I actually don’t even feel the needle going in; I just jab it
in there fast and hard and get it over with…so yay for no pain, I
guess. On the knitting front: I think the Hot Flash STR yarn
is cursed. I really liked the Tresse
socks when I started them, and I still really like the pattern, but
I don’t like the way it’s coming out with this yarn. I think
I’m knitting it a little too tightly – even though I got gauge –
and it just doesn’t work for me. This is the second pair of
socks I’ve frogged in this yarn. I’ve decided that this
particular skein doesn’t want to be socks at all. So now I’m
looking for a good shawlette pattern for it. I think I
might have found it but we’ll see after swatching etc. is done.

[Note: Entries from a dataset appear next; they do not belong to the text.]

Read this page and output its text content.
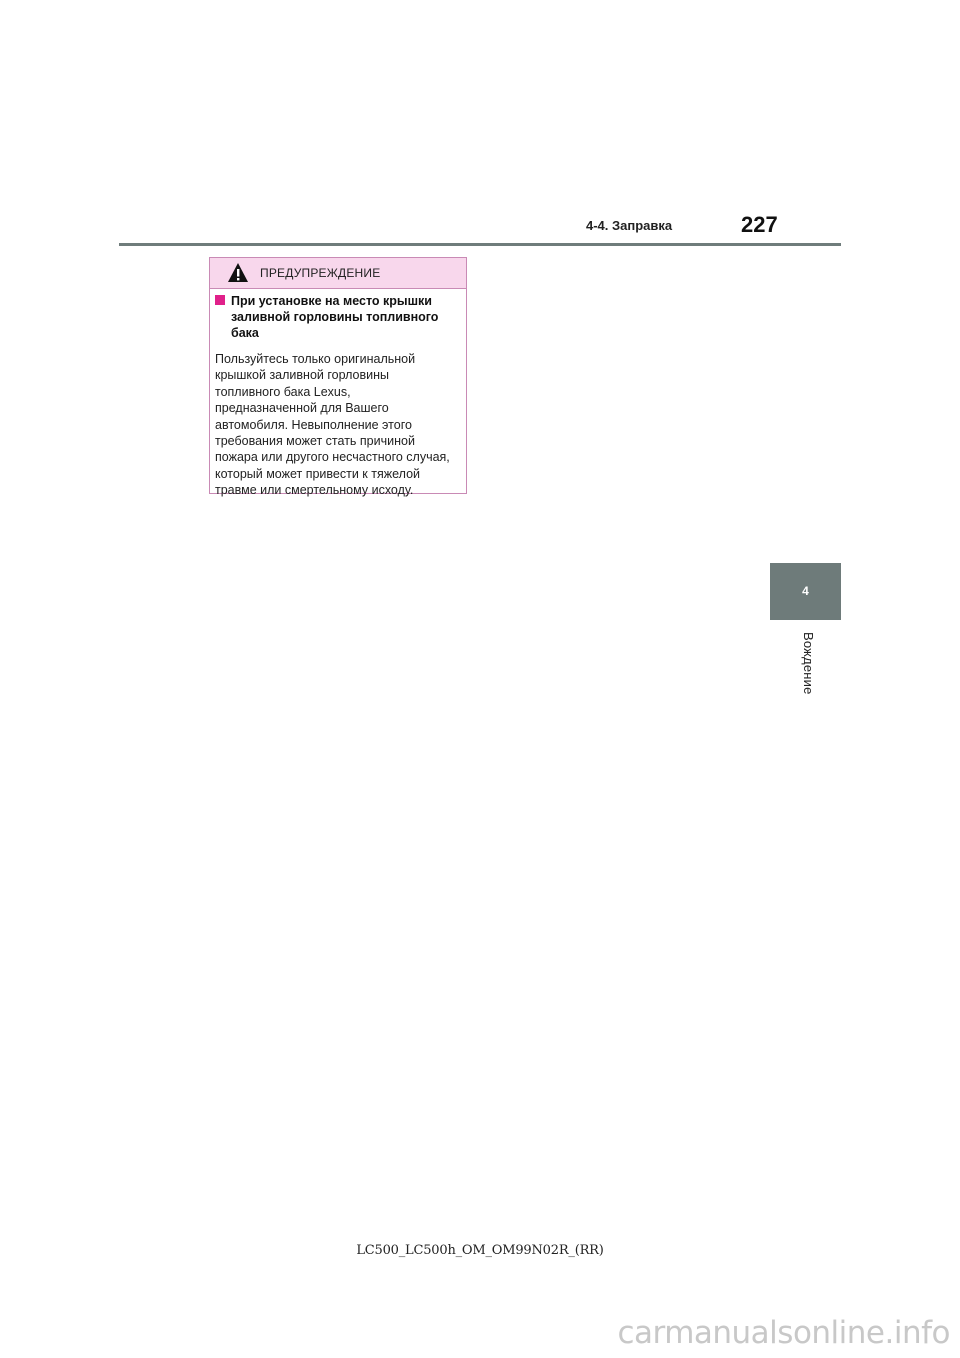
4-4. Заправка	227
ПРЕДУПРЕЖДЕНИЕ
При установке на место крышки заливной горловины топливного бака
Пользуйтесь только оригинальной
крышкой заливной горловины
топливного бака Lexus,
предназначенной для Вашего
автомобиля. Невыполнение этого
требования может стать причиной
пожара или другого несчастного случая,
который может привести к тяжелой
травме или смертельному исходу.
4
Вождение
LC500_LC500h_OM_OM99N02R_(RR)
carmanualsonline.info
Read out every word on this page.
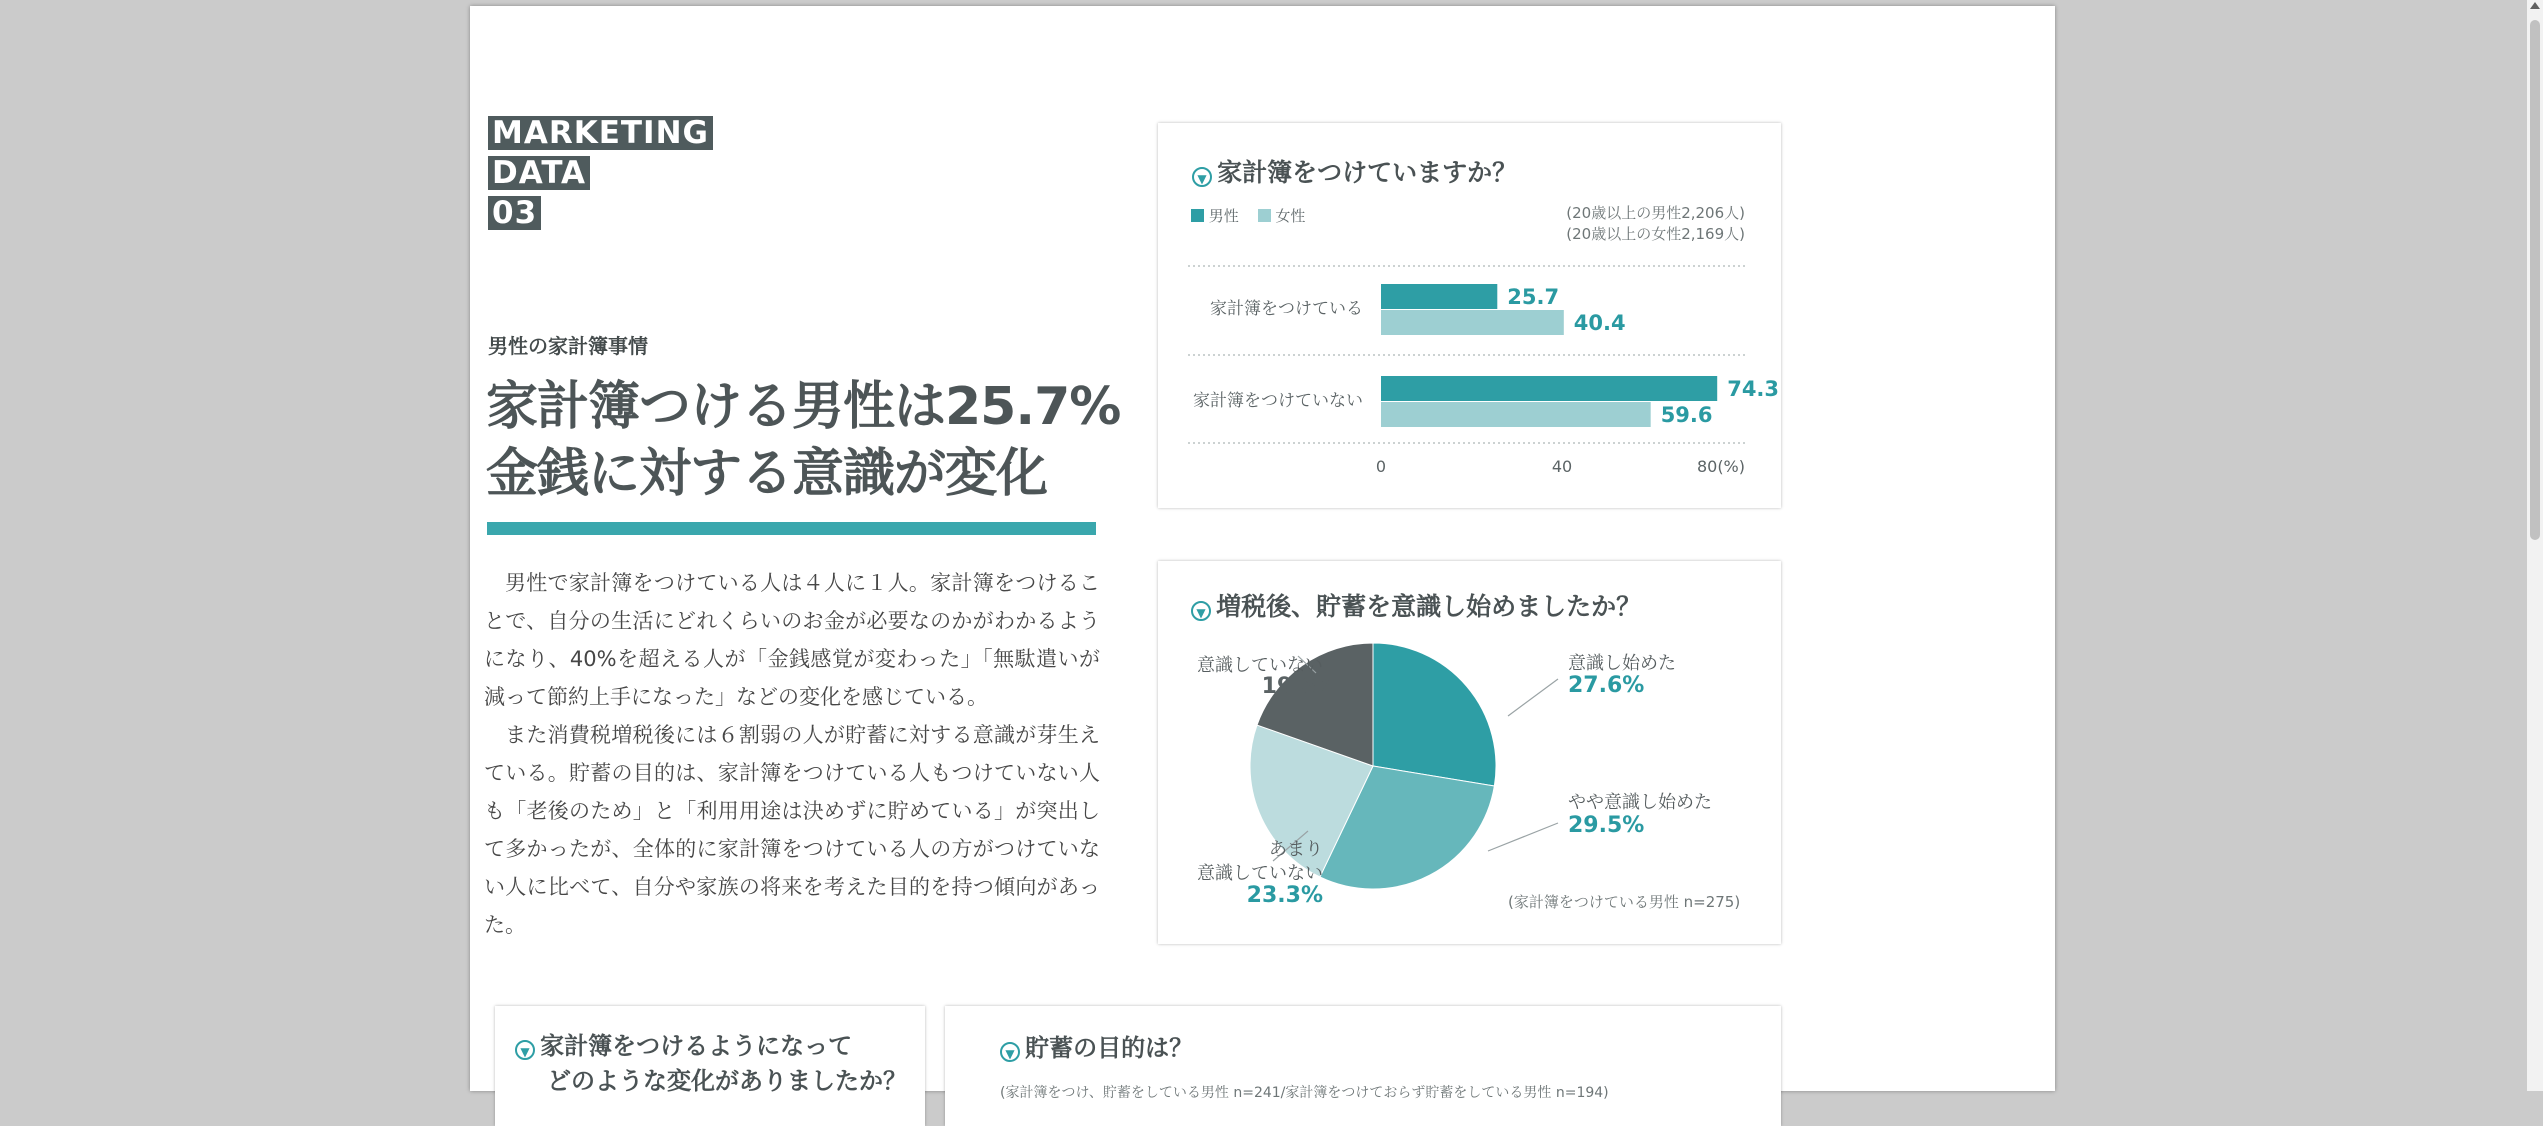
MARKETING
DATA
03
男性の家計簿事情
家計簿つける男性は25.7%
金銭に対する意識が変化

男性で家計簿をつけている人は４人に１人。家計簿をつけることで、自分の生活にどれくらいのお金が必要なのかがわかるようになり、40%を超える人が「金銭感覚が変わった」「無駄遣いが減って節約上手になった」などの変化を感じている。

また消費税増税後には６割弱の人が貯蓄に対する意識が芽生えている。貯蓄の目的は、家計簿をつけている人もつけていない人も「老後のため」と「利用用途は決めずに貯めている」が突出して多かったが、全体的に家計簿をつけている人の方がつけていない人に比べて、自分や家族の将来を考えた目的を持つ傾向があった。

▼ 家計簿をつけていますか？
男性 女性	(20歳以上の男性2,206人)
(20歳以上の女性2,169人)
家計簿をつけている	25.7
40.4
家計簿をつけていない	74.3
59.6
0	40	80(%)
▼ 増税後、貯蓄を意識し始めましたか？
意識し始めた
27.6%
やや意識し始めた
29.5%
あまり
意識していない
23.3%
意識していない
19.6%
(家計簿をつけている男性 n=275)
▼ 家計簿をつけるようになって
どのような変化がありましたか？
▼ 貯蓄の目的は？
(家計簿をつけ、貯蓄をしている男性 n=241/家計簿をつけておらず貯蓄をしている男性 n=194)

I’m kind of off the sock kick (that didn’t last long) a bit
and itching to make something different. I still have a few
pairs of socks that I will work on: the HandMaiden (or is it Fleece
Artist? I can never remember) BFL Sock in Stone
diagonal lace toe up socks for one, but I just feel like I need to
have something else on the needles as well. Since the yarn
bins are in a bit of a clutter right now and I’m limited to what I
can get my hands on yarn-wise, I’m limited but I’ll make due.
There are several shawl patterns that I want to play with and
the yarn that goes with them is accessable. There is also all
that fiber I have to spin up for various things that I could really
get into. I should really use this “rest” time I’m being
given (read forced into) for being fiberly productive. Have a great
rest of the week everyone…I’m going to try. I say that like
there is really anyone at all reading this LMAO!!